Ele é famoso pelo que chama de "Programa da Arte de Viver", destinado a "aliviar as angústias urbanas" por meio do uso da meditação.

Líderes espirituais não são novidade na Índia onde há mais deles per capita do que em qualquer outra nação do planeta.

Mas o que mudou recentemente é que não falamos mais apenas de um sistema de crenças e fé pessoal. É uma indústria em expansão avaliada em milhões de dólares.

Hoje há inúmeros produtos derivados que vêm destes gurus, como CDs de música e vídeos, turismo e canais de TV até portais espirituais que permitem aos fiéis um contato maior com seu deus pela internet.

A sede do império de Sri Sri Ravi Shankar ocupa um área impressionante de mais de 40 hectacres na cidade de Bangalore, no sul da Índia.

Seguidores do guru Sri Sri Ravi Shankar

Milhares de seguidores são atraídos até o complexo para ver o guru

Há um grande Ashram onde os sábios vivem em paz, vários "centros de recursos" e uma escola veda (escrituram que forma a base do hinduísmo). O local tem também uma grande cozinha que alimenta cinco mil devotos por dia.

Andando pelo complexo, outra coisa que impressiona é grande variedade de produtos desenvolvidos, como protetores solar, shampoos e remédios.

O professor e escritor Dipankar Gupta vem seguindo esse fenômeno de fusão entre religião e espiritualidade que ele chama de "indústria de vários milhões de dólares" que inclui alguns gurus muito ricos.

Sri Sri Ravi Shankar, por exemplo, foi classificado pela revista Forbes como ocupando a oitava posição entre os líderes indianos mais importantes.

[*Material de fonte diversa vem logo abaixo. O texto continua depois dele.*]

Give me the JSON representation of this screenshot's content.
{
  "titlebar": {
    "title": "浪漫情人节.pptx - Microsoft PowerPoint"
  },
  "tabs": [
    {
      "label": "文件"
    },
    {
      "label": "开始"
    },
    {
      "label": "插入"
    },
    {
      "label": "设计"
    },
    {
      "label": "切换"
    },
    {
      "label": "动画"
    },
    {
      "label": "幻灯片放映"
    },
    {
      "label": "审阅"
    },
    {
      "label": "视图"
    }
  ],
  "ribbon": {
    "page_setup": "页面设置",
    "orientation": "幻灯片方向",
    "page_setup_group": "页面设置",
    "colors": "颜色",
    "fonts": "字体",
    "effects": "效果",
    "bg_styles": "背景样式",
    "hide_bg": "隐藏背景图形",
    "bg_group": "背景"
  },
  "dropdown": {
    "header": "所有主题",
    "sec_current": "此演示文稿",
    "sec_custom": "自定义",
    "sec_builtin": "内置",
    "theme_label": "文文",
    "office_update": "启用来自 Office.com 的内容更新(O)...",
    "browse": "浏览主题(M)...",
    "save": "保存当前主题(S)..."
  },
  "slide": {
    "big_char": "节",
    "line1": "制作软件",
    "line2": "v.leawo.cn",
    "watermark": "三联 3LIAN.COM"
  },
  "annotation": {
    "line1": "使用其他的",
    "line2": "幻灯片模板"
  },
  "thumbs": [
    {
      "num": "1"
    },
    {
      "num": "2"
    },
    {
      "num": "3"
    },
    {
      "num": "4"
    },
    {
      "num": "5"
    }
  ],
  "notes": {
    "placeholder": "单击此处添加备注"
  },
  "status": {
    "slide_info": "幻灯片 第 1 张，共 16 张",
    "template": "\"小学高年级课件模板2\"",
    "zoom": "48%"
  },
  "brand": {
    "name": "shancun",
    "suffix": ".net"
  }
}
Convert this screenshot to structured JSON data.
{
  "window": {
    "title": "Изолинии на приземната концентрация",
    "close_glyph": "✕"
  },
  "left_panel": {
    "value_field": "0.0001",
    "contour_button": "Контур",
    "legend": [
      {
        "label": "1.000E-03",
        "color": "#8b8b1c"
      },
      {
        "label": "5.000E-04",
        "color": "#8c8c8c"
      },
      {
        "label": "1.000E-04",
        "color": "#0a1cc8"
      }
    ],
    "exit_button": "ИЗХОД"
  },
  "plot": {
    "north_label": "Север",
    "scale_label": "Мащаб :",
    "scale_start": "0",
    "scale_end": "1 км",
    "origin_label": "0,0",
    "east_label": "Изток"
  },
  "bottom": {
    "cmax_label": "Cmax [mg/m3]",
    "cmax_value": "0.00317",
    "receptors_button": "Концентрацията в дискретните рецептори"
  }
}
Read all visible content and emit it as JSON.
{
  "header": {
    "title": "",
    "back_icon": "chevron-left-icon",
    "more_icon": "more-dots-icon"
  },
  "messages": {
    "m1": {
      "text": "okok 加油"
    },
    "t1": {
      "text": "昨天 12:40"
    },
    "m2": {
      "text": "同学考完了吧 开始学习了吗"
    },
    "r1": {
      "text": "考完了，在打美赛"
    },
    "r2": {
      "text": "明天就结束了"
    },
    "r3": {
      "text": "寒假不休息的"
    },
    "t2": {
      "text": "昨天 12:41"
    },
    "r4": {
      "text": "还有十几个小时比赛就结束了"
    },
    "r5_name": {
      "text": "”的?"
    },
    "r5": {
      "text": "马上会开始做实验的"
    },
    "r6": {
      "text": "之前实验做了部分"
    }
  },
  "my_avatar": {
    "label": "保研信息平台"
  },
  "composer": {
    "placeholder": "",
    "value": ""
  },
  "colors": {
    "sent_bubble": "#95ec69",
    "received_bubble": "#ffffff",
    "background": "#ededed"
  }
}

O professor Gupta acredita que um dos motivos do crescimento da influência dos gurus é que eles preenchem um vazio deixado pelo Estado. Muitos fornecem auxílio social, educação e assistência médica a pessoas que não teriam acesso a esses serviços.

Gupta critica o fato de que "alguns destes gurus vivem em opulência". Ele acredita que isso "não combina com uma personalidade espiritual".

Opulência x conforto

Me perguntei como Sri Sri Ravi Shankar se sentia sobre o dinheiro e sobre ocupar posição tão importante em algo tão espiritual.

Ele me disse que a "espiritualidade não tem preço, mas mesmo assim algumas taxas são mantidas para cobrir as despesas do programa e não há nada de errado nisso".

Quando o perguntei sobre o montante envolvido, ele desenvolveu o raciocínio de forma poética.

Produtos relacionados ao guru

Muitos produtos relacionados ao guru são vendidos no complexo

"A opulência é contra a espiritualidade, mas o conforto não. Austeridade não precisa significar sofrimento. Você não deve viver em um barraco com vazamentos no teto e passando frio com apenas um cobertor. Isso não é sinal de espiritualidade."

"Quando está quente você não precisa ficar sob o sol para ser espiritual… você pode ter ar condicionado. Não tem problema!"

Essas contradições aparentes não parecem ter influência sobre os milhares de devotos que dançam sob o céu aberto, meditando com seu guru e comendo uma dieta de arroz e lentilhas vindas da cozinha do próprio guru.

Todos eles têm o ar de pessoas que sentiam estar recebendo algo pelo dinheiro pago.

No entanto, Nitish Kashyap, um jovem estudante em busca de respostas para suas questões, ficou decepcionado.

"No ambiente do campo, era fácil se sentir relaxado, mas uma vez de volta para minha vida real, percebi que nada em mim havia mudado… foi uma perda de dinheiro", disse ele.

Mas Nitish parece uma enorme exceção entre os outros seguidores do guru.

Qualquer que seja seu valor espiritual, uma estratégia competente de marketing e publicidade certamente os ajudaram a ter um papel importante na Índia contemporânea e ter um séquito cada vez maior.